Le sociologue Michel Dorais traque les nombreux angles morts du désordre amoureux

par Pascale Guéricolas

Désir. Bien des chanteurs de pomme, des grands paroliers, des poètes, des cinéastes, des dramaturges, des peintres, se sont esquintés sur ce concept, toujours en vain. Ce violent désordre amoureux ou purement sexuel ne se laisse pas si facilement mettre en mots ou illustrer. Observateur aguerri, le sociologue Michel Dorais a tenté en 1995 une approche différente en consacrant à ce sujet un essai aux confluents de l'anthropologie, de la psychologie cognitive, de la neurobiologie, et bien sûr de la sociologie. Une réflexion qui fait mouche puisque cet ancien travailleur social a vendu 7000 exemplaires de La mémoire du désir. Du traumatisme au fantasme, très apprécié par le lectorat français. Presque une décennie plus tard, l'ouvrage connaît une seconde vie en format de poche aux éditions Typo, afin notamment de mieux desservir la clientèle des élèves des cégeps.

Le professeur de l'École de service social se dit le premier surpris du succès d'un livre qu'il a écrit pour se faire plaisir alors qu'à la même époque les entrevues qu'il effectuait avec de nombreux hommes violés sapaient son moral. "Pour une fois, je me suis intéressé au cas général plutôt qu'au particulier en essayant de comprendre comment les êtres humains parviennent à transformer leurs traumatismes en plaisir, à la condition toutefois de ne pas réécrire compulsivement les mêmes scénarios perdants sans jamais trouver d'issues heureuses. C'est un peu le même concept que celui de résilience développé par Boris Cyrulnik, bien moins connu il y a dix ans."

La chimie du scénario
Dans une langue limpide, sans verser dans le psycho-pop facile, Michel Dorais remonte les fils du désir jusqu'à l'enfance pour comprendre une histoire transformée par le passage du temps dans notre mémoire. Pourquoi vivre avec cette personne plutôt que telle autre, comment expliquer la persistance du sentiment amoureux chez un vieux couple, pourquoi certains semblent cultiver l'autodestruction, voilà quelques-unes des questions soulevées dans cet ouvrage. Au passage, l'auteur bouscule la vision éthérée que l'on peut entretenir face au désir et à l'amour en s'intéressant à l'échange d'informations entre nos milliers de neurones capturant les souvenirs. But de cette démonstration à saveur biologique: prouver que le cerveau jouit d'une grande plasticité et que les expériences passées s'y accumulent et s'y impriment dans l'ordre ou le désordre. Cela signifie que nos manques, nos frustrations, nos plaisirs, nos traumatismes constituent la matière brute encodée par les neurones. Cette accumulation de sensations et de souvenirs va déterminer en bonne partie les perceptions et sensations à venir, et constitue la base des scénarios que nous nous jouons dans nos rapports sexuels d'adulte.

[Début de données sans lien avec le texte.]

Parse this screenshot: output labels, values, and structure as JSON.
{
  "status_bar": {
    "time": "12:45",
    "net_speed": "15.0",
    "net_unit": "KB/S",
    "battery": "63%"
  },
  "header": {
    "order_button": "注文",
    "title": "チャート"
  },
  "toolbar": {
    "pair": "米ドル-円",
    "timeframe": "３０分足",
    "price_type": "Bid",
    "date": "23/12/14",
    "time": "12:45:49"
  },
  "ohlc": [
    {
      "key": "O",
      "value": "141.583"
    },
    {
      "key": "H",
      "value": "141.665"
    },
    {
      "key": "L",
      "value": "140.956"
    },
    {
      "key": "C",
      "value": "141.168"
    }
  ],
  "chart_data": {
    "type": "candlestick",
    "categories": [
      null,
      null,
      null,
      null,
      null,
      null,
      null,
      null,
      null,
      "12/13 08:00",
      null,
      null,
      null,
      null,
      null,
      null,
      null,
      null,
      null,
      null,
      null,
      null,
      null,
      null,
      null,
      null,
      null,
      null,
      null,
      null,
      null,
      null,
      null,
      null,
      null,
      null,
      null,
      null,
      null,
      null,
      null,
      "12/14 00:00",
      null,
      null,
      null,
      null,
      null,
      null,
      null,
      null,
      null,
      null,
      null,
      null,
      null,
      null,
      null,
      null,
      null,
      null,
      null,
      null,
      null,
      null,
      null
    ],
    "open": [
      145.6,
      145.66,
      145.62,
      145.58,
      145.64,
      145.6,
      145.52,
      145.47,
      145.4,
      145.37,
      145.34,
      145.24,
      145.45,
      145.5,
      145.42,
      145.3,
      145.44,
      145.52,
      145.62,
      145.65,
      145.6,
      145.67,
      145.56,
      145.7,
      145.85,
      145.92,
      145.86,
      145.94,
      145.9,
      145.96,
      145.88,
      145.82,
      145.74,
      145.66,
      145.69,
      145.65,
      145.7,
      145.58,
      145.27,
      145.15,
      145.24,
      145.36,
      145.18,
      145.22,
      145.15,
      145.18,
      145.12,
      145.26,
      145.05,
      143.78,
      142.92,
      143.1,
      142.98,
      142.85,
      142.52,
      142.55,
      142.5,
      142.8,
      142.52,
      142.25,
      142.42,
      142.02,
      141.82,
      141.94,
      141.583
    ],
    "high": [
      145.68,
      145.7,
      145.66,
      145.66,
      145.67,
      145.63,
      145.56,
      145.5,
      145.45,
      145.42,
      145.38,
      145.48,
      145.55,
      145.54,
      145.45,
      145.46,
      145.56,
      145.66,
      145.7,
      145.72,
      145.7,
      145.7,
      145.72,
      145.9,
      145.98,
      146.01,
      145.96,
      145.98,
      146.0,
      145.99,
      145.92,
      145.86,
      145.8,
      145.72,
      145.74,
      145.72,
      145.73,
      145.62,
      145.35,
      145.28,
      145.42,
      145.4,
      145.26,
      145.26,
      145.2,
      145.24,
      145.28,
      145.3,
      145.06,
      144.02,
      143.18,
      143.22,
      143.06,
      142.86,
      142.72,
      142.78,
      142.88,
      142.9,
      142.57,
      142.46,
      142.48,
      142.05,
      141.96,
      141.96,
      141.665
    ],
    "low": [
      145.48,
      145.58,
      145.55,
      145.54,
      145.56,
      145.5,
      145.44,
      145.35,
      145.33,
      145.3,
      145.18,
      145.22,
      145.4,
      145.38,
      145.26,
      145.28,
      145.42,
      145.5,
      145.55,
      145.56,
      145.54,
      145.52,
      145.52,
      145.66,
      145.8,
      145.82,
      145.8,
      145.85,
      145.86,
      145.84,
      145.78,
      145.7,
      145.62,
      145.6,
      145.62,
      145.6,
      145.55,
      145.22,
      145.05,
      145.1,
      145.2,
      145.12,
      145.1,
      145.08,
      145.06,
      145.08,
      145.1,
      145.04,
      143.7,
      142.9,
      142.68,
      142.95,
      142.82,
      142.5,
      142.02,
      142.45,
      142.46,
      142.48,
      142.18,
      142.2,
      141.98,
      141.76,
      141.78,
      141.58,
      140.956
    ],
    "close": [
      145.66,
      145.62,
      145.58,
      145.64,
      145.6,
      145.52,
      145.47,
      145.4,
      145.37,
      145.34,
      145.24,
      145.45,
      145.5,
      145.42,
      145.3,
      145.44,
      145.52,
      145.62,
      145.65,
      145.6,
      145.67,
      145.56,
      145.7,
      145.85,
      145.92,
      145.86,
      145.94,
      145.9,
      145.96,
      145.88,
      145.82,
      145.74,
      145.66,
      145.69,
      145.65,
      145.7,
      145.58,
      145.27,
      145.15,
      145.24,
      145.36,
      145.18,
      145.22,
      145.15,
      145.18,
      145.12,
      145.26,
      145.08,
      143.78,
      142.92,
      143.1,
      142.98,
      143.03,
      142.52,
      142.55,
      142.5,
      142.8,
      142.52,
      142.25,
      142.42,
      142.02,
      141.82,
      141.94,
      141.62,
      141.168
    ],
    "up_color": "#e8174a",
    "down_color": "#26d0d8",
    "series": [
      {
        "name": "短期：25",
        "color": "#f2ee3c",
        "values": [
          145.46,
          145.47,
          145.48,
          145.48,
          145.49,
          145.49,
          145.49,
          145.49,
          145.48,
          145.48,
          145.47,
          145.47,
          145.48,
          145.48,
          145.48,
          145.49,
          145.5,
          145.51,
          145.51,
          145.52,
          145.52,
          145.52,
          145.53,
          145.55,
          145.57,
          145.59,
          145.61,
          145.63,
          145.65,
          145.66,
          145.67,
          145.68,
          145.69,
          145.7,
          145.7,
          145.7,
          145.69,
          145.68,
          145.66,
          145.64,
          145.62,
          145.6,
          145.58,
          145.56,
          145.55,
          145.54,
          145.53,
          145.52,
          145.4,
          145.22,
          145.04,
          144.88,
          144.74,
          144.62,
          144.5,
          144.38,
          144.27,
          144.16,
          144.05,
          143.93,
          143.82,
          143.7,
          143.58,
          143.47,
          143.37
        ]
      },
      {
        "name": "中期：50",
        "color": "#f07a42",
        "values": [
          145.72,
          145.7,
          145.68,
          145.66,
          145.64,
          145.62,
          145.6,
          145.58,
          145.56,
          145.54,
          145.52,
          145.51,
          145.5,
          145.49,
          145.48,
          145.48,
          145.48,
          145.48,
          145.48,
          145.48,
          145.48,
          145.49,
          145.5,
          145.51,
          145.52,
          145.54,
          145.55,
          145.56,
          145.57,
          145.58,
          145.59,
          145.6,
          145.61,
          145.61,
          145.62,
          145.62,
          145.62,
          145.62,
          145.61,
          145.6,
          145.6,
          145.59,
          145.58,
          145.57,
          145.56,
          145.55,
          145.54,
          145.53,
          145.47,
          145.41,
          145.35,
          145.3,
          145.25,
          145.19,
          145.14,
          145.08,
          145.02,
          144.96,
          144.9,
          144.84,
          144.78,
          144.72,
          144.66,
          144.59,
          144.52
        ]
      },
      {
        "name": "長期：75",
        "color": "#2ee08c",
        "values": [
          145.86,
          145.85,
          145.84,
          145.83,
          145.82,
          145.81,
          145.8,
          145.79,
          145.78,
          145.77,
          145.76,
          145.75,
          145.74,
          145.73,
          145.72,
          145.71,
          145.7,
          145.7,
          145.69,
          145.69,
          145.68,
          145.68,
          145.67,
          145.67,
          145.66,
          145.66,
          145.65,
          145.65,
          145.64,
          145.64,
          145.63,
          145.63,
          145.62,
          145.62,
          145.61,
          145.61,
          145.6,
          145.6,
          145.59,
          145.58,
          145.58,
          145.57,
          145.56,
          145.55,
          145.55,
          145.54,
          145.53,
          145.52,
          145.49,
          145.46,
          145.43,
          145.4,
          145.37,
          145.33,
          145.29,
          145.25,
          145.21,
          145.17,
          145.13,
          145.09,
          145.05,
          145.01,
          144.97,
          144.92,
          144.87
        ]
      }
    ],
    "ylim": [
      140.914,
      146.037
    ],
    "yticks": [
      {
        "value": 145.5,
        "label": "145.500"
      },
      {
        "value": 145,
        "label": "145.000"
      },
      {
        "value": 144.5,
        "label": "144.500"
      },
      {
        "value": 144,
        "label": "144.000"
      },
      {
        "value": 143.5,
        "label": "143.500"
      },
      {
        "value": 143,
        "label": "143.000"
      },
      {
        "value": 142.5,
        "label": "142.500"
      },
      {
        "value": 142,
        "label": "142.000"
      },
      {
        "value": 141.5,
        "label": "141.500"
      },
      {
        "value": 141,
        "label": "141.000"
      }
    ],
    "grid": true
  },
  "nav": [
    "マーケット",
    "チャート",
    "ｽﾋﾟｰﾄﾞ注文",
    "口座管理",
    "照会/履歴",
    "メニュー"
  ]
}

Une sexualité gavée de symboles
Ainsi, selon Michel Dorais, le désir représente une véritable machine qui enregistre et rejoue nos propres traumatismes. Concrètement, cela signifie que certaines femmes rechercheront toute leur vie un conjoint protecteur pour réparer certains traumatismes. Le sociologue émet aussi l'hypothèse que certains garçons et filles, victime d'abus sexuels dans leur enfance, se prostituent car ils ont appris à nier leur propre corps et pensent acquérir du pouvoir en exigeant de l'argent de leurs clients lors de relations sexuelles impersonnelles. Du même souffle, l'auteur de l'essai remarque que nos perceptions peuvent évoluer dans le temps, nous aidant à passer par-dessus des traumatismes que l'on pensait irrémédiables. Et en bon sociologue, il souligne également la dimension culturelle de la sensualité ou, comme il l'écrit "l'importance du sens qu'on donne aux sens." Les femmes girafes en Thaïlande, au long cou étiré par de multiples colliers, représentent en effet le comble de l'érotisme pour leurs compatriotes alors qu'il y a de bonnes chances qu'elles laissent les Occidentaux indifférents. Au fond, ce n'est pas tant le corps de l'autre qui nous attire que le fantasme que nourrit ce corps à travers ce qu'il exprime.